Some of the yield decline can be explained by technical factors, including banks having to disgorge themselves of Treasury bonds after the Federal Reserve decided against extending an exemption that let them exclude Treasurys and deposits with the Fed from their calculation of a key bank capital measure known as the supplementary leverage ratio.

Also contributing to the decline in yields are falling commodity prices, a jobs report showing household employment and length of workweek falling, and a decline in durable goods consumption. Wood expects overspending in services, like overspending on goods earlier this year, will lead to “significant overhangs,” and also contribute to future deflation.

Ark’s ETFs were hit hard in mid-February to mid-May as the stock market rotated from growth stocks to value. They’ve recovered from their lows, but all five disruptive technology ETFs are trailing the year-to-date gains in the S&P 500, up 16.3%, and the Nasdaq, up almost 14%.

Performance in its ETFs year-to-date through July 13 range from a 7.4% decline in ARK Genomic Revolution ETF (ARKG) to an 8.1% gain for the Ark Autonomous Technologies & Robotics ETF (ARKQ). The rest of Ark’s ETFs recorded slight losses or low- to mid-single-digit gains.

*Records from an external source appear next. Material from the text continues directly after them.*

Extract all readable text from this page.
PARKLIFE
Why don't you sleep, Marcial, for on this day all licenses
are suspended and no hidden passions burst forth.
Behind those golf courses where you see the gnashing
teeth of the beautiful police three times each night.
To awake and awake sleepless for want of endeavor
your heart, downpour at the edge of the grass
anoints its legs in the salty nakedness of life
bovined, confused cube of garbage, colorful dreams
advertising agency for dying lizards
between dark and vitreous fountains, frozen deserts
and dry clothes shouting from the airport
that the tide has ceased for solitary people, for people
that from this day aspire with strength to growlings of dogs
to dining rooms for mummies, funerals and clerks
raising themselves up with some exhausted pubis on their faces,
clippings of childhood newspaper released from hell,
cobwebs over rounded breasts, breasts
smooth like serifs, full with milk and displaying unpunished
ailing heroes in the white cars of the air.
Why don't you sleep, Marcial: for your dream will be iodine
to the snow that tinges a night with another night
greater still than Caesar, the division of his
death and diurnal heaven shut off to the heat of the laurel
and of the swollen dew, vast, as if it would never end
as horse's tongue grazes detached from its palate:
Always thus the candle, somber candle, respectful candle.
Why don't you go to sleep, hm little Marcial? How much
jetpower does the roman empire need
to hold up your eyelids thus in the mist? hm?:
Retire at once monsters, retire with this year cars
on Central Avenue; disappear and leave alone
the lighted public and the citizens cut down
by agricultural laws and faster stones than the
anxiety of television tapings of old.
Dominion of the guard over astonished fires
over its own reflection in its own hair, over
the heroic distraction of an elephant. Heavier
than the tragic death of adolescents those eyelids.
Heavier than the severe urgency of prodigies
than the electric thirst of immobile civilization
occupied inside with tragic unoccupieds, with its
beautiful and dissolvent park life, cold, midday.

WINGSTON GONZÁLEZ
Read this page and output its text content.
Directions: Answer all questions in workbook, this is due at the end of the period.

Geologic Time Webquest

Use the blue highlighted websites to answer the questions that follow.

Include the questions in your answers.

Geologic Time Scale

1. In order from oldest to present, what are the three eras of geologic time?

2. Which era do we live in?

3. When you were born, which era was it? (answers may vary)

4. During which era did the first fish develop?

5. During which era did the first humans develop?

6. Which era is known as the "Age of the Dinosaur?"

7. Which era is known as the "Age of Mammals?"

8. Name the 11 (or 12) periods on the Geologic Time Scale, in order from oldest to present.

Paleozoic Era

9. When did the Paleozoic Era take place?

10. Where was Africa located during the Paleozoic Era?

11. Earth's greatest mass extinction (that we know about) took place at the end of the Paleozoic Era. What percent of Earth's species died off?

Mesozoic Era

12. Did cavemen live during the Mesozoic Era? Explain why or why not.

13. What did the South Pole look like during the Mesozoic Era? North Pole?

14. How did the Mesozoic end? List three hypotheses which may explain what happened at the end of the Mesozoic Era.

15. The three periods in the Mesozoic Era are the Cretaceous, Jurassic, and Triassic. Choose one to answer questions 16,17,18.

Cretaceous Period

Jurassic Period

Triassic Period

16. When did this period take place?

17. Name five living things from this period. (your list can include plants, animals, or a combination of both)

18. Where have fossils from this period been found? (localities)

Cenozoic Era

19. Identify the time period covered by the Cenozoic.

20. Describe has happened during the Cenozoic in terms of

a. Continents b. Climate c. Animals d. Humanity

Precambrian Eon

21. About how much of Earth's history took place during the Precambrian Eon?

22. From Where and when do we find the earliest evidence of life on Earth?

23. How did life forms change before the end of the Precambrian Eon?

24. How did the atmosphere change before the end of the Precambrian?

“Growth stocks were penalized” earlier this year but that is changing, according to Wood. She expects most of the appreciation in equity markets “will accrue to innovation” technologies in which Ark ETFs invest. The capitalization of transformative technologies in the public markets has exploded from about $7 trillion to $14 trillion in 2020 and will grow to $75 trillion or more in the next five to 10 years, according to Wood.

In the meantime, she sees “a little bit of a tug of war [between growth and value] that … will resolve near the end of this year or into next year on the side of innovation mostly because of deflationary forces … which puts a lot of value groups in harm’s way,” said Wood.

In response to questions about the outlook for large Chinese tech firms in light of a government crackdown on Chinese stocks listed in the U.S., Wood said there was a “valuation reset” for those stocks. “their prices have come down [and] .. from a valuation point of view probably will remain down.”